Thermal trace of EVSE feed wire Thermal detail of where EVSE feed takes the corner
Things had been running at full power [well, the 30 amps that the car wanted] long enough for the thermal situation to stabilize, and I took a scan quite a while after the sun had passed over the house and all this was in shade.  The dirt right next to the house was indeed slightly warmer from the cable maybe three inches down, and it was amusing to be able to see the trace of where the wire loops out around the corner.  The EVSE and wire to the car got slightly warm but nowhere did I see any worrisome "hot spots".  You have to take the infrared scale endpoints into account here; all of it is a very small delta.  The feed wire going through the basement was barely warmish to the touch, as was the breaker in the panel.

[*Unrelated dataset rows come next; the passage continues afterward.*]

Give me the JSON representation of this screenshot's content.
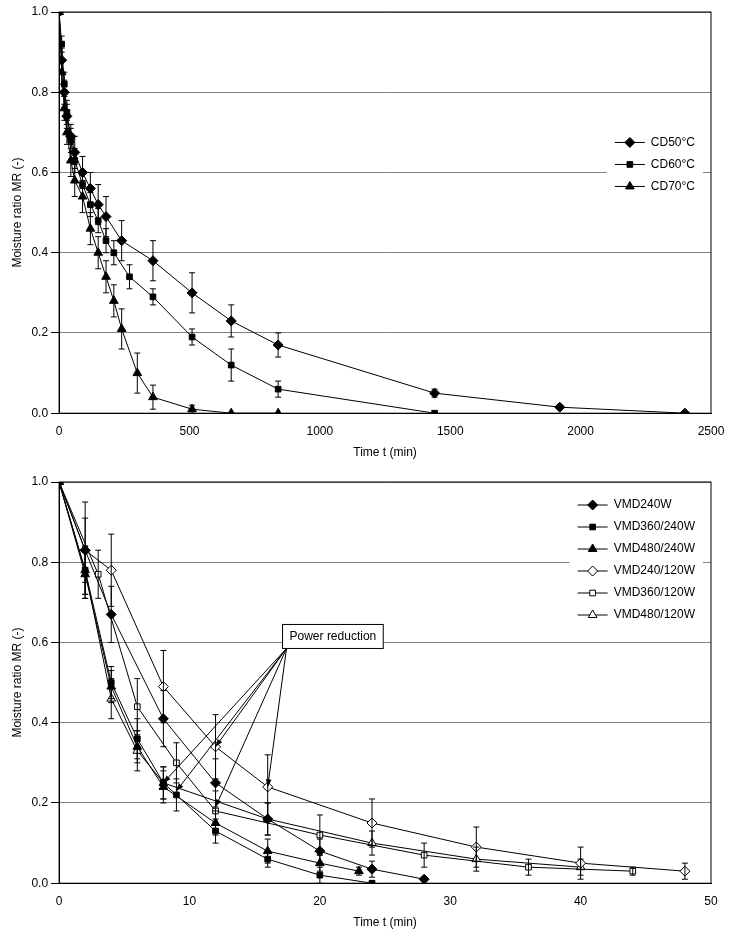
{
  "chart_data": [
    {
      "type": "line",
      "x_label": "Time t (min)",
      "y_label": "Moisture ratio MR (-)",
      "xlim": [
        0,
        2500
      ],
      "xticks": [
        0,
        500,
        1000,
        1500,
        2000,
        2500
      ],
      "ylim": [
        0,
        1
      ],
      "yticks": [
        {
          "value": 0,
          "label": "0.0"
        },
        0.2,
        0.4,
        0.6,
        0.8,
        {
          "value": 1,
          "label": "1.0"
        }
      ],
      "grid": "y",
      "legend": "right",
      "series": [
        {
          "name": "CD50°C",
          "color": "#000000",
          "marker": "diamond",
          "x": [
            0,
            10,
            20,
            30,
            45,
            60,
            90,
            120,
            150,
            180,
            240,
            360,
            510,
            660,
            840,
            1440,
            1920,
            2400
          ],
          "values": [
            1.0,
            0.88,
            0.8,
            0.74,
            0.69,
            0.65,
            0.6,
            0.56,
            0.52,
            0.49,
            0.43,
            0.38,
            0.3,
            0.23,
            0.17,
            0.05,
            0.015,
            0.0
          ],
          "errors": [
            0,
            0.03,
            0.03,
            0.03,
            0.03,
            0.04,
            0.04,
            0.04,
            0.05,
            0.05,
            0.05,
            0.05,
            0.05,
            0.04,
            0.03,
            0.01,
            0.005,
            0
          ]
        },
        {
          "name": "CD60°C",
          "color": "#000000",
          "marker": "square",
          "x": [
            0,
            10,
            20,
            30,
            45,
            60,
            90,
            120,
            150,
            180,
            210,
            270,
            360,
            510,
            660,
            840,
            1440
          ],
          "values": [
            1.0,
            0.92,
            0.82,
            0.75,
            0.68,
            0.63,
            0.57,
            0.52,
            0.48,
            0.43,
            0.4,
            0.34,
            0.29,
            0.19,
            0.12,
            0.06,
            0.0
          ],
          "errors": [
            0,
            0.02,
            0.03,
            0.03,
            0.03,
            0.03,
            0.03,
            0.03,
            0.03,
            0.03,
            0.03,
            0.03,
            0.02,
            0.02,
            0.04,
            0.02,
            0
          ]
        },
        {
          "name": "CD70°C",
          "color": "#000000",
          "marker": "triangle",
          "x": [
            0,
            10,
            20,
            30,
            45,
            60,
            90,
            120,
            150,
            180,
            210,
            240,
            300,
            360,
            510,
            660,
            840
          ],
          "values": [
            1.0,
            0.85,
            0.76,
            0.7,
            0.63,
            0.58,
            0.54,
            0.46,
            0.4,
            0.34,
            0.28,
            0.21,
            0.1,
            0.04,
            0.01,
            0.0,
            0.0
          ],
          "errors": [
            0,
            0.03,
            0.03,
            0.03,
            0.04,
            0.04,
            0.04,
            0.04,
            0.04,
            0.04,
            0.04,
            0.05,
            0.05,
            0.03,
            0.01,
            0,
            0
          ]
        }
      ]
    },
    {
      "type": "line",
      "x_label": "Time t (min)",
      "y_label": "Moisture ratio MR (-)",
      "xlim": [
        0,
        50
      ],
      "xticks": [
        0,
        10,
        20,
        30,
        40,
        50
      ],
      "ylim": [
        0,
        1
      ],
      "yticks": [
        {
          "value": 0,
          "label": "0.0"
        },
        0.2,
        0.4,
        0.6,
        0.8,
        {
          "value": 1,
          "label": "1.0"
        }
      ],
      "grid": "y",
      "legend": "upper right",
      "annotations": [
        {
          "text": "Power reduction",
          "x": 21,
          "y": 0.615,
          "arrows": [
            [
              8,
              0.25
            ],
            [
              9,
              0.23
            ],
            [
              12,
              0.19
            ],
            [
              12,
              0.34
            ],
            [
              16,
              0.24
            ]
          ]
        }
      ],
      "series": [
        {
          "name": "VMD240W",
          "color": "#000000",
          "marker": "diamond",
          "x": [
            0,
            2,
            4,
            8,
            12,
            16,
            20,
            24,
            28
          ],
          "values": [
            1.0,
            0.83,
            0.67,
            0.41,
            0.25,
            0.16,
            0.08,
            0.035,
            0.01
          ],
          "errors": [
            0,
            0.08,
            0.07,
            0.07,
            0.06,
            0.04,
            0.03,
            0.02,
            0.005
          ]
        },
        {
          "name": "VMD360/240W",
          "color": "#000000",
          "marker": "square",
          "x": [
            0,
            2,
            4,
            6,
            8,
            9,
            12,
            16,
            20,
            24
          ],
          "values": [
            1.0,
            0.78,
            0.5,
            0.36,
            0.25,
            0.22,
            0.13,
            0.06,
            0.02,
            0.0
          ],
          "errors": [
            0,
            0.06,
            0.04,
            0.05,
            0.04,
            0.04,
            0.03,
            0.02,
            0.02,
            0
          ]
        },
        {
          "name": "VMD480/240W",
          "color": "#000000",
          "marker": "triangle",
          "x": [
            0,
            2,
            4,
            6,
            8,
            12,
            16,
            20,
            23
          ],
          "values": [
            1.0,
            0.77,
            0.49,
            0.34,
            0.24,
            0.15,
            0.08,
            0.05,
            0.03
          ],
          "errors": [
            0,
            0.06,
            0.04,
            0.04,
            0.04,
            0.03,
            0.03,
            0.02,
            0.01
          ]
        },
        {
          "name": "VMD240/120W",
          "color": "#000000",
          "marker": "diamond_open",
          "x": [
            0,
            2,
            4,
            8,
            12,
            16,
            24,
            32,
            40,
            48
          ],
          "values": [
            1.0,
            0.83,
            0.78,
            0.49,
            0.34,
            0.24,
            0.15,
            0.09,
            0.05,
            0.03
          ],
          "errors": [
            0,
            0.12,
            0.09,
            0.09,
            0.08,
            0.08,
            0.06,
            0.05,
            0.04,
            0.02
          ]
        },
        {
          "name": "VMD360/120W",
          "color": "#000000",
          "marker": "square_open",
          "x": [
            0,
            3,
            6,
            9,
            12,
            20,
            28,
            36,
            44
          ],
          "values": [
            1.0,
            0.77,
            0.44,
            0.3,
            0.18,
            0.12,
            0.07,
            0.04,
            0.03
          ],
          "errors": [
            0,
            0.06,
            0.07,
            0.05,
            0.05,
            0.05,
            0.03,
            0.02,
            0.01
          ]
        },
        {
          "name": "VMD480/120W",
          "color": "#000000",
          "marker": "triangle_open",
          "x": [
            0,
            2,
            4,
            6,
            8,
            16,
            24,
            32,
            40
          ],
          "values": [
            1.0,
            0.78,
            0.46,
            0.33,
            0.25,
            0.16,
            0.1,
            0.06,
            0.04
          ],
          "errors": [
            0,
            0.06,
            0.05,
            0.05,
            0.04,
            0.04,
            0.03,
            0.03,
            0.02
          ]
        }
      ]
    }
  ]
}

GoPlug reading of total charge energy 330 miles of range on the guess-o-meter!
Finally the 100% mark was attained, and charging shut itself down.  The final figure on the GoPlug was in keeping with the known 92% or so efficiency of the on-board charger, which had basically radiated on the order of 700 watts into the air all day.  It seemed prudent to leave the hood open just to help let that out, as well as to monitor things in general.

What was astounding and unexpected was the final figure on the "guess-O-meter" [that's apparently the technical term for it].  The car was already learning my driving style, and was estimating full range based on the recent consumption figures well north of 5 miles per kilowatt-hour.  For perspective, the typical expectation is that most drivers will get 4 and a bit miles per kWh in most vehicles.  A light foot driving a newer, efficient design can push far beyond that, so I was confident I'd usually be in the "300 club" most of the time and doing *better* for range than my Model-3 owning cohorts.

  Observations like this are what help clinch my personal notion of "tipping point" where electric vehicles are concerned.  I'd been saying for a while that once we could stuff about 300 miles worth of *propulsive* energy into something about the size of a typical car's gas tank, that would be a significant milestone for wide public acceptance.  The recent wave of longer-range cars like the Kona and its contemporaries from other manufacturers get us just about to that point, with certain caveats.  The Kona pack does take up more volume than a gas tank but tucks out of the way quite unobtrusively, and careful driving would still be needed to achieve that range top to bottom but it *is* doable.  To quote Llewellyn's youtube review, "this is a game changer".

Of course we'd probably have the 700 or thousand-mile packs in another couple of years, but this still represents an impressive technical ramp-up.